Why Donald Trump Is Probably Going to Be the GOP Presidential Nominee

January 11, 2016 Updated: January 11, 2016

Lots of people still think Donald Trump doesn’t have a real chance of winning the Republican presidential nomination–much less the entire race–but new data shows just how strong a position he’s currently in.

Trump has led the GOP field for most of the past year, both nationally and in many key states.

The fact that he’s not only the national frontrunner, but also leading in two key early states–New Hampshire and South Carolina–along with being second in Iowa indicates that he’ll likely win the nomination, according to Sam Wang at the Princeton Election Consortium.

Wang’s argument is based on recent electoral history, which shows that the last several nominees–including Mitt Romney, Barack Obama, and Al Gore–have had similar poll figures in the key early states and nationally (the #1-#2 lead” column shows the median difference between the #1 and #2 national candidates).

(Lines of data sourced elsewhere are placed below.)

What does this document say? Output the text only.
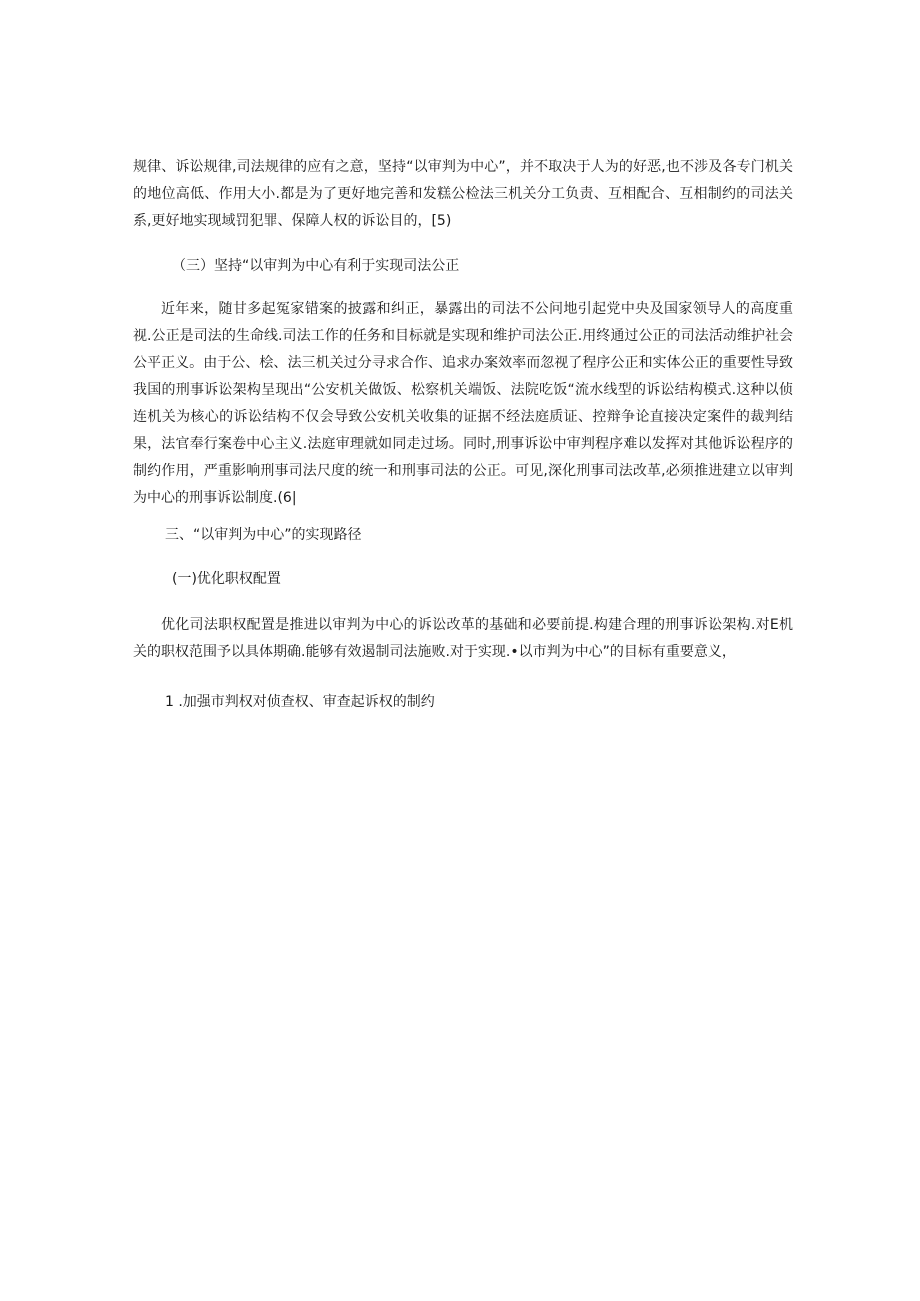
规律、诉讼规律,司法规律的应有之意，坚持“以审判为中心”，并不取决于人为的好恶,也不涉及各专门机关的地位高低、作用大小.都是为了更好地完善和发糕公检法三机关分工负责、互相配合、互相制约的司法关系,更好地实现域罚犯罪、保障人权的诉讼目的，[5)

（三）坚持“以审判为中心有利于实现司法公正

近年来，随甘多起冤家错案的披露和纠正，暴露出的司法不公问地引起党中央及国家领导人的高度重视.公正是司法的生命线.司法工作的任务和目标就是实现和维护司法公正.用终通过公正的司法活动维护社会公平正义。由于公、桧、法三机关过分寻求合作、追求办案效率而忽视了程序公正和实体公正的重要性导致我国的刑事诉讼架构呈现出“公安机关做饭、松察机关端饭、法院吃饭“流水线型的诉讼结构模式.这种以侦连机关为核心的诉讼结构不仅会导致公安机关收集的证据不经法庭质证、控辩争论直接决定案件的裁判结果，法官奉行案卷中心主义.法庭审理就如同走过场。同时,刑事诉讼中审判程序难以发挥对其他诉讼程序的制约作用，严重影响刑事司法尺度的统一和刑事司法的公正。可见,深化刑事司法改革,必须推进建立以审判为中心的刑事诉讼制度.(6|

三、“以审判为中心”的实现路径

(一)优化职权配置

优化司法职权配置是推进以审判为中心的诉讼改革的基础和必要前提.构建合理的刑事诉讼架构.对E机关的职权范围予以具体期确.能够有效遏制司法施败.对于实现.•以市判为中心”的目标有重要意义，

1 .加强市判权对侦查权、审查起诉权的制约
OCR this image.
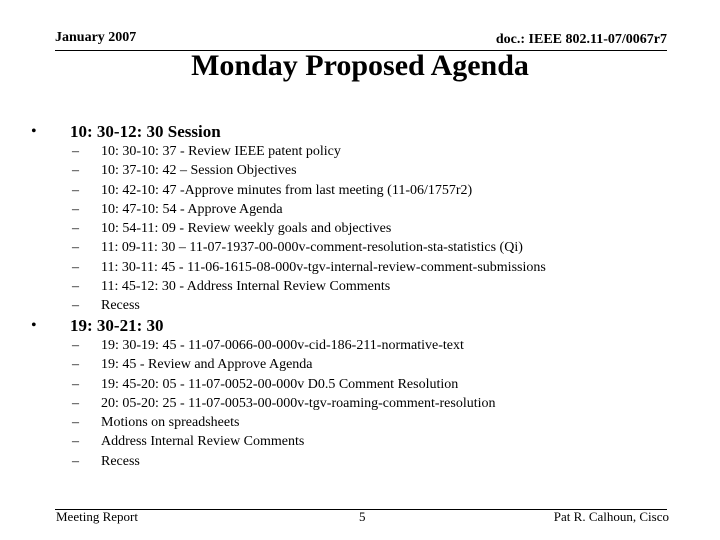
January 2007	doc.: IEEE 802.11-07/0067r7
Monday Proposed Agenda
• 10: 30-12: 30 Session
– 10: 30-10: 37 - Review IEEE patent policy
– 10: 37-10: 42 – Session Objectives
– 10: 42-10: 47 -Approve minutes from last meeting (11-06/1757r2)
– 10: 47-10: 54 - Approve Agenda
– 10: 54-11: 09 - Review weekly goals and objectives
– 11: 09-11: 30 – 11-07-1937-00-000v-comment-resolution-sta-statistics (Qi)
– 11: 30-11: 45 - 11-06-1615-08-000v-tgv-internal-review-comment-submissions
– 11: 45-12: 30 - Address Internal Review Comments
– Recess
• 19: 30-21: 30
– 19: 30-19: 45 - 11-07-0066-00-000v-cid-186-211-normative-text
– 19: 45 - Review and Approve Agenda
– 19: 45-20: 05 - 11-07-0052-00-000v D0.5 Comment Resolution
– 20: 05-20: 25 - 11-07-0053-00-000v-tgv-roaming-comment-resolution
– Motions on spreadsheets
– Address Internal Review Comments
– Recess
Meeting Report	5	Pat R. Calhoun, Cisco
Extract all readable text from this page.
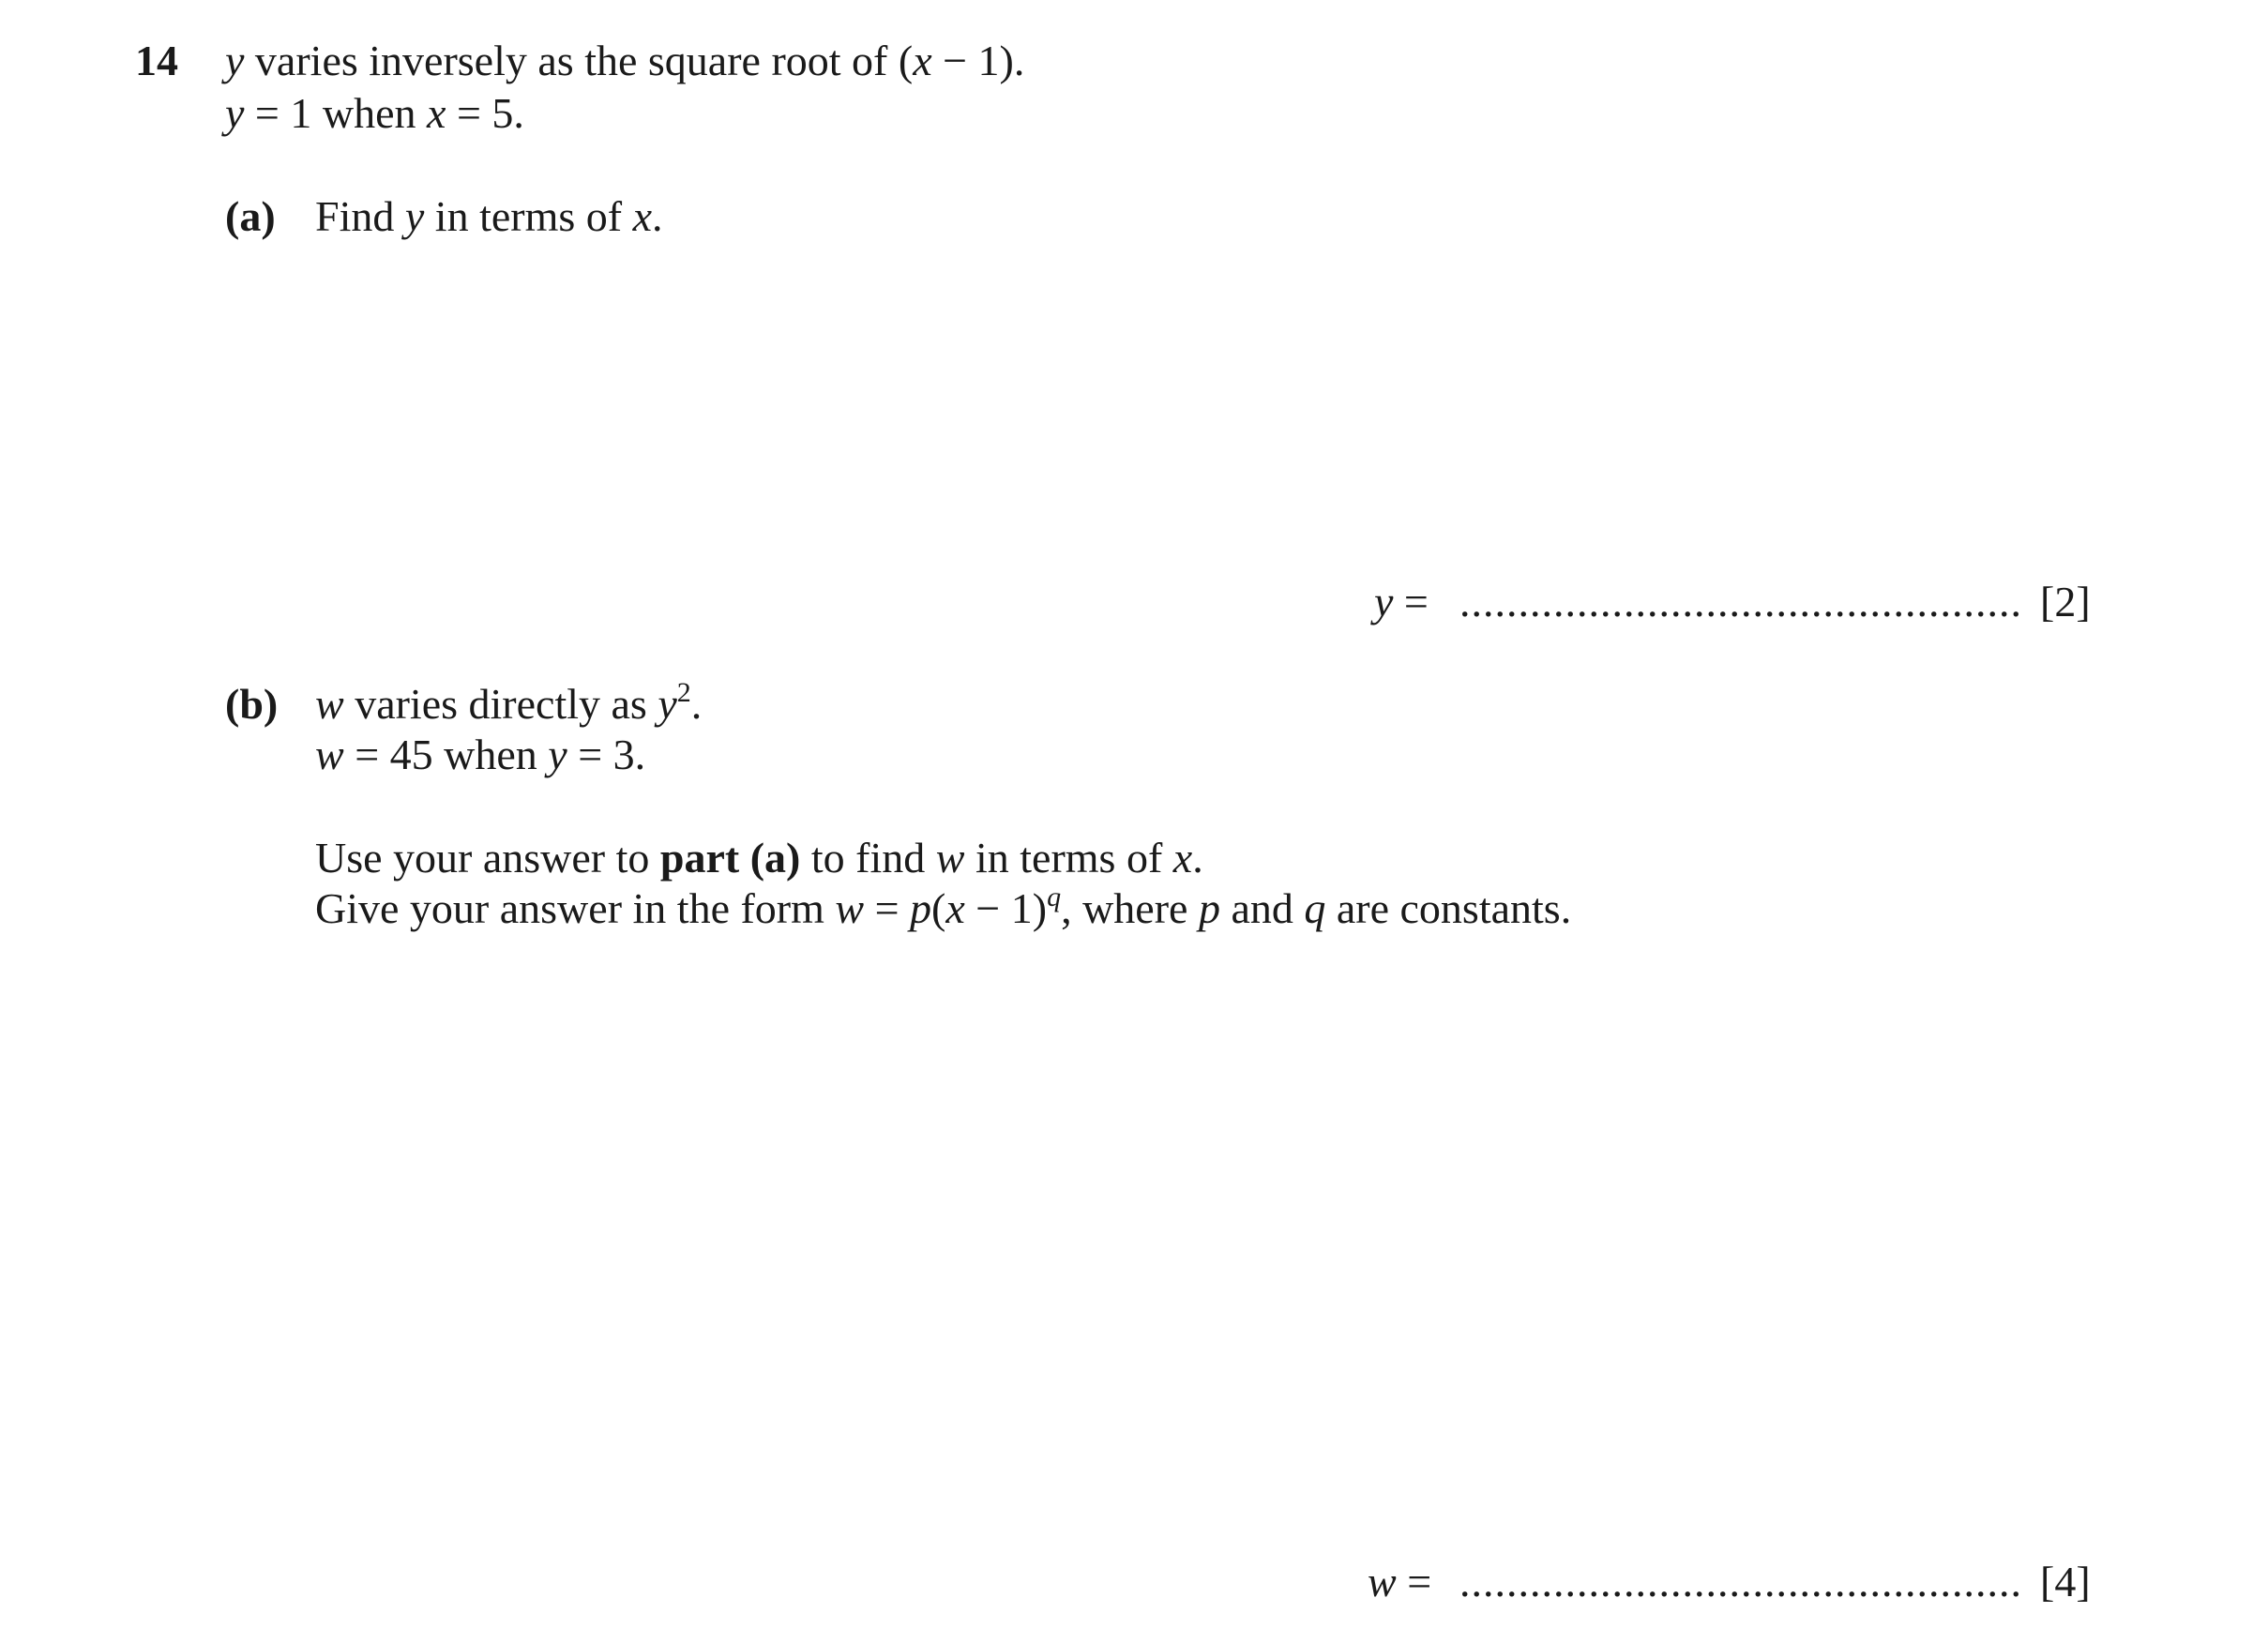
14 y varies inversely as the square root of (x − 1).
y = 1 when x = 5.
(a) Find y in terms of x.
y = ................................................ [2]
(b) w varies directly as $y^2$.
w = 45 when y = 3.
Use your answer to part (a) to find w in terms of x.
Give your answer in the form $w = p(x - 1)^q$, where p and q are constants.
w = ................................................ [4]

(Princeton Election Consortium)
(Princeton Election Consortium)


“If 2016 were to follow the pattern of past elections, he would be the most likely nominee,” Wang wrote.

The overall trend shows that running first nationally and being at or near the top in Iowa and New Hampshire tends to give insight into who will win the party nominations.

(Princeton Election Consortium)
(Princeton Election Consortium)


When both Trump and Hillary Clinton are added into the chart, they are very high up.

“For comparison I include Clinton, this year’s overwhelming favorite for the Democratic nomination,” wrote Wang. “This emphasizes the fact that based on polling data, Donald Trump is in as strong a position to get his party’s nomination as Hillary Clinton in 2016, George W. Bush in 2000, or Al Gore in 2000.”

The only other Republican candidate who seems to have a shot based on the data is Ted Cruz, who has risen to #2 nationally, #1 in Iowa, and #3 in New Hampshire.